Doubts over the Coalition’s strategy are being expressed beyond the traditional critics, like this, from The Economist: “The left is right on one thing: the main cause of the current high joblessness is the severity of the last recession and the weakness of the subsequent recovery…the main culprit is a collective, premature shift to fiscal austerity by governments.”
In fact, this fundamental disagreement over fiscal restraint is amplified even more strongly across the Atlantic. As Republicans fight for even tougher spending cuts, President Obama has launched his own plan to get millions of Americans back to work, including substantial new infrastructure spending to create much-needed jobs.

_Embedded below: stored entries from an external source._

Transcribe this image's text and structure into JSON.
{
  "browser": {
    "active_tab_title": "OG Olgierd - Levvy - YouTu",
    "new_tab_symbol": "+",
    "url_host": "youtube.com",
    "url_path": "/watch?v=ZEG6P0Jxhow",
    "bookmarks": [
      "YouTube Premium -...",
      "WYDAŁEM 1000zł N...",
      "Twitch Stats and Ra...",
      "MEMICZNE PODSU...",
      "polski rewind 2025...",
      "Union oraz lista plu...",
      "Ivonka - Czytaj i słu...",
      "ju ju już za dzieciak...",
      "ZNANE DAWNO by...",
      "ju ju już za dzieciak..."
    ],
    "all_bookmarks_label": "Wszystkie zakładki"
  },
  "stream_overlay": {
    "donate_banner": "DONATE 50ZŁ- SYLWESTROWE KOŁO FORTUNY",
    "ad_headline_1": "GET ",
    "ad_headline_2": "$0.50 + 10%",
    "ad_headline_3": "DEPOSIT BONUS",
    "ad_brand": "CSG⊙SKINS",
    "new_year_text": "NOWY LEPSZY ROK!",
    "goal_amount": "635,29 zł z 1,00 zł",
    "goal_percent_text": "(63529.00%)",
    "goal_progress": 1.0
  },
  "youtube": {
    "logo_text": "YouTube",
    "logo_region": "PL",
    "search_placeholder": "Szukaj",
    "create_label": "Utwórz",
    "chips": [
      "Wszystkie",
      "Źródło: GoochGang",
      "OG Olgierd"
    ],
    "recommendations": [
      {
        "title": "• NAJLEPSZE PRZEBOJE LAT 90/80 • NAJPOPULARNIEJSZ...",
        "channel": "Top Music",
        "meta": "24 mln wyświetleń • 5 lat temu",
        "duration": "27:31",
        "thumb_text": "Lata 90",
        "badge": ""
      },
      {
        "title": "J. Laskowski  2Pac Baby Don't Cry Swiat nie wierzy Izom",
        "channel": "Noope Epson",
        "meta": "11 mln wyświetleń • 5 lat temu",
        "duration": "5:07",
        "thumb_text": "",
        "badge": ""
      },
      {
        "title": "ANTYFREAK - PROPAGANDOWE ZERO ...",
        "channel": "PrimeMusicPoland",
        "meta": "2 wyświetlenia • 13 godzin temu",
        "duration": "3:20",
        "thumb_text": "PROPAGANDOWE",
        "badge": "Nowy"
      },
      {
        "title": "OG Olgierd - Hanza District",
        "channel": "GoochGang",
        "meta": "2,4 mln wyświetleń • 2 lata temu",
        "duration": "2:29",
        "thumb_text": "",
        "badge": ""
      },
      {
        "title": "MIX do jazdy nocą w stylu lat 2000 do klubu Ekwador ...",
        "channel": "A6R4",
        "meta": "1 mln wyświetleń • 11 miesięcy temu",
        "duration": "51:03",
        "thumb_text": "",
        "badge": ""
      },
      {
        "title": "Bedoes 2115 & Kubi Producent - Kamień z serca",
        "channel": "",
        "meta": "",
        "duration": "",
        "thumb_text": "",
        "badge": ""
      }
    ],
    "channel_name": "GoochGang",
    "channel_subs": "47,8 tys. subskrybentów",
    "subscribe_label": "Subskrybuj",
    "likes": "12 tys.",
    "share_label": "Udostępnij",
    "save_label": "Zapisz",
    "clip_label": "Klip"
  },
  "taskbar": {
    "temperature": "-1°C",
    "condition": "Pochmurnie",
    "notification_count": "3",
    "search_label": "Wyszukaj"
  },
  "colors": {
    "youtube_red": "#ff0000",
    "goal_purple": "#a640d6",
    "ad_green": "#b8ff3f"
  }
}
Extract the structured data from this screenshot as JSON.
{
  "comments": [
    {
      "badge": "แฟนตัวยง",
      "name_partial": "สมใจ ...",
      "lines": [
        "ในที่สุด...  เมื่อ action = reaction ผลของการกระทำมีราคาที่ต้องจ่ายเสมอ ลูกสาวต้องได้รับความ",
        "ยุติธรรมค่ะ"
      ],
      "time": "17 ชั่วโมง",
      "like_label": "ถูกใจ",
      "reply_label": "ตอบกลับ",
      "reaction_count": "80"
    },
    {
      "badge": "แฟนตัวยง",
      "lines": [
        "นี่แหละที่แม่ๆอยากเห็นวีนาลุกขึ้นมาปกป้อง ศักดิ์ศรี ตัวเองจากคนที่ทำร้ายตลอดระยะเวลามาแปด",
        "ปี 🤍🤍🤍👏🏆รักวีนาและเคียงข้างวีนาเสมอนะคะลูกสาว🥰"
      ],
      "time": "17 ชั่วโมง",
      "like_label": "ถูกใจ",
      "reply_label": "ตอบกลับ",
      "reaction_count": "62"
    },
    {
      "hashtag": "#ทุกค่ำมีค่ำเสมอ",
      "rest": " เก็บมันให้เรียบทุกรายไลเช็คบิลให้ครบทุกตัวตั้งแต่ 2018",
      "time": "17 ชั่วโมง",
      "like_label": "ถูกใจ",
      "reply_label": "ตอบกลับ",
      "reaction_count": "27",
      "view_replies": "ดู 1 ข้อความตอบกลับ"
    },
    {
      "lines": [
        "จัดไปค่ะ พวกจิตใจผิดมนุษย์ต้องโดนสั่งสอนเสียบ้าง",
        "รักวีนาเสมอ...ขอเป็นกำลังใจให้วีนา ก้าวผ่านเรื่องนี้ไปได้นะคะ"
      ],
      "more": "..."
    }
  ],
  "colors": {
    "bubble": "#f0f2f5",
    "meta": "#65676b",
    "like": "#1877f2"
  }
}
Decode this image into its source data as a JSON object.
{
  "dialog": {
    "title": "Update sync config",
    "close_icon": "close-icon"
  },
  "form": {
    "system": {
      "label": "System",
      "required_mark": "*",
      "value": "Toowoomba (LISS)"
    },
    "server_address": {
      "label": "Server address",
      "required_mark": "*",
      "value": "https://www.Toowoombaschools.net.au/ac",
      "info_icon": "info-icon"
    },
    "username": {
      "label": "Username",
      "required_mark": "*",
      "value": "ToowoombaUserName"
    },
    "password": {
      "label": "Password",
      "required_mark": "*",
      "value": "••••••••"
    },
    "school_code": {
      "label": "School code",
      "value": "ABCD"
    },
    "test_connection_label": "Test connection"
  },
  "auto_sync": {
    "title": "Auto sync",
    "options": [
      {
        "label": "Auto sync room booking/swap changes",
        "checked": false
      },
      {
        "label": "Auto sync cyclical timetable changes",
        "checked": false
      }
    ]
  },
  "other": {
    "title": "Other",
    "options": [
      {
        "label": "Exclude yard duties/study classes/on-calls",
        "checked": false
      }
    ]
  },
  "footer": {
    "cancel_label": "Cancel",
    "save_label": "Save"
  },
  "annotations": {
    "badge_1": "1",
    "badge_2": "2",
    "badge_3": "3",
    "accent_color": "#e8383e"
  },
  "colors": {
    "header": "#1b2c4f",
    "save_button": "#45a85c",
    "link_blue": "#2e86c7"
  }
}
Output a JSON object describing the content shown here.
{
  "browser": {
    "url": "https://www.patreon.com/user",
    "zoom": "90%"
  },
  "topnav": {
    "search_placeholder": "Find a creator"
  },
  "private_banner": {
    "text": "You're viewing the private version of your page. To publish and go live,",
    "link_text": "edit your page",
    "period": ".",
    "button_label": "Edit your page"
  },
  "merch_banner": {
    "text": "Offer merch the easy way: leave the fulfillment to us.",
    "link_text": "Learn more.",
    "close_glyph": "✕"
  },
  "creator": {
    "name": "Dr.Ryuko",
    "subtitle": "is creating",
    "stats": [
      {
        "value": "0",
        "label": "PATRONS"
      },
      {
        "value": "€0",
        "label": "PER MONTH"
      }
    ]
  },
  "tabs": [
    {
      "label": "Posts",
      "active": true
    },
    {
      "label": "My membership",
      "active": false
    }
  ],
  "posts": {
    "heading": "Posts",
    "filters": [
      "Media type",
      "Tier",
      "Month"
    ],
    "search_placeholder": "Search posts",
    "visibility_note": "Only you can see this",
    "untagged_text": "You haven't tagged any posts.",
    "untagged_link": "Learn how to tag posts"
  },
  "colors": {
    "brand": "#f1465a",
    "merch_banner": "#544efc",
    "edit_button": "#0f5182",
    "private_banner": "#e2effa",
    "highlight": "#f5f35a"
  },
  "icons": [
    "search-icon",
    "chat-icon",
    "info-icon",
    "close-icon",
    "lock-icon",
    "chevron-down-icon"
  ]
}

Back here, there are some signs that the determination to slash the deficit within four years may have some room for manoeuvre, as the Pensions Secretary Iain Duncan Smith hinted this morning. The chancellor, he said, was “looking carefully at a whole new raft of things that we could be doing to actually give the economy another push, and another kickstart in the direction of greater growth.”
For millions of families across the country, however, the future is looking bleak: another decade of squeezed incomes. Social inequality is also set to rise, a the drop in wages affects lower paid workers the most, while benefits are rising even more slowly than earnings. The TUC estimates that some unskilled and semi skilled jobs now pay little more in real terms – and in some cases less – than they did in the late 1970s. Time, they’re warning, for another autumn of discontent.